La jeune femme, confuse et déjà bien contrariée par la tournure que prenait cette affaire, resta muette, se tournant désespérée vers sa sœur qui se pencha vers elle pour lui chuchoter à l’oreille :
—Mr Bonhomme de neige…
Qu’aurait-il pu bien lui dire ? À part l’insulter et la menacer, il n’avait rien fait de plus. Elle fixa Mr Algrome un instant avant de répondre un non, teinté d’une pointe d’excuses. Pourquoi était-elle désolée, après tout, ça n’était pas de sa faute…

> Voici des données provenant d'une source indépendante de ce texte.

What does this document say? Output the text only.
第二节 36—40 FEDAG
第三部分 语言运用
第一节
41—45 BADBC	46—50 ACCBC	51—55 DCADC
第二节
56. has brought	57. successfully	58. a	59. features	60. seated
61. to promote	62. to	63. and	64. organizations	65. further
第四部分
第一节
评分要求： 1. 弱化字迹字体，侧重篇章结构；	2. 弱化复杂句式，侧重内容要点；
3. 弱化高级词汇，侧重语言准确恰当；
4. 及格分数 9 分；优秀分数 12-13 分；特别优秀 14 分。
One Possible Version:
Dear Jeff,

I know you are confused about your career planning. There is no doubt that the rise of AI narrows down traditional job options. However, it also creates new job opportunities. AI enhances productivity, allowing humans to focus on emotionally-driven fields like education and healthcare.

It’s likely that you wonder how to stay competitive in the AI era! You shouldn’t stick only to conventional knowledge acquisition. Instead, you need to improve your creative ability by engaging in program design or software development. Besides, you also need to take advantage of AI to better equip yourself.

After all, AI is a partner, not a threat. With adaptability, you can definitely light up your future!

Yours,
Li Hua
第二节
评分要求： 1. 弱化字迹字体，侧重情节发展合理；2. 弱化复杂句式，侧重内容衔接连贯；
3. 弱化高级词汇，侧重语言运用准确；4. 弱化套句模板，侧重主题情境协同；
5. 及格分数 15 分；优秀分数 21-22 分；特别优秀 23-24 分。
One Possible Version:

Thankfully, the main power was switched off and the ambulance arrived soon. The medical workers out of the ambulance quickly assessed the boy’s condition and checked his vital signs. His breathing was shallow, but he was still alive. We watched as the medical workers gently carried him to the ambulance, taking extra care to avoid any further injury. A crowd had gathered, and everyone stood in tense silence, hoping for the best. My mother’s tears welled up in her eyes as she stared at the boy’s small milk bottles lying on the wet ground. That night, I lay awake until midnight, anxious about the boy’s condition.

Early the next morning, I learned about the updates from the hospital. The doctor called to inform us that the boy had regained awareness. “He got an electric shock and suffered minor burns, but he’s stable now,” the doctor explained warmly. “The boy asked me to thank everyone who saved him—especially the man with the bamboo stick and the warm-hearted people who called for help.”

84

—Rien du tout ? Rien, vraiment rien ? Vous en êtes certaine ?! Renchérit-il d’un ton sec et étouffé. Bill semblait déçu.
Beaucoup auraient pris cela pour de la suspicion mais Darcy le savait, il n’y avait dans le cœur de cet homme rien d’autre que la peur et de l’angoisse ; il y en avait partout ce soir-là, et chaque fibre dans le corps de la jeune femme hurlait la terreur, l’appel du sang et de la vengeance. À mort le capitaliste ! Allumez les brasiers ! Sus à l’envahisseur ! Elle les entendait crier aussi fort que s’ils avaient parlé avec leurs bouches et non avec leurs cœurs ; et Darcy ne pouvait supporter ce genre d’atmosphère.
—Allons, tâchons de rester calmes. Il nous faut…
Elle voulait parler, mais Liliane se leva d’un bond et scanda son discours propagandiste :
—Je connais le visage de l’ennemi ! s’écria-t-elle, lançant un regard vers Darcy qui, elle le savait, désapprouvait la dramatisation de cette histoire. J’ai déjà vu son portrait dans les magazines, il est comme tous les autres ! Il ne veut que l’argent et le pouvoir ! Et aujourd’hui il vient chez nous ! Il vient pour nous anéantir !
Les insultes fusaient à l’encontre de cet homme et de sa Compagnie et plus les langues se déliaient, plus la rage montait.
—Écoutez, je vous en prie… suppliait la jeune libraire, dépassée par la conversation. Il n’est pas nécessaire de s’emporter ainsi. Ne rendons pas l’affaire plus grave qu’elle ne l’est.
Liliane Belford la pointa d’un doigt inquisiteur et rétorqua :
—Désolée de te contredire ma grande, mais si, la situation est grave ! Nous devons nous défendre ! C’est pourquoi, je me rendrai demain sur place, personnellement et j’attends de vous que vous veniez avec moi ! Il nous faut agir, et il nous faut agir vite !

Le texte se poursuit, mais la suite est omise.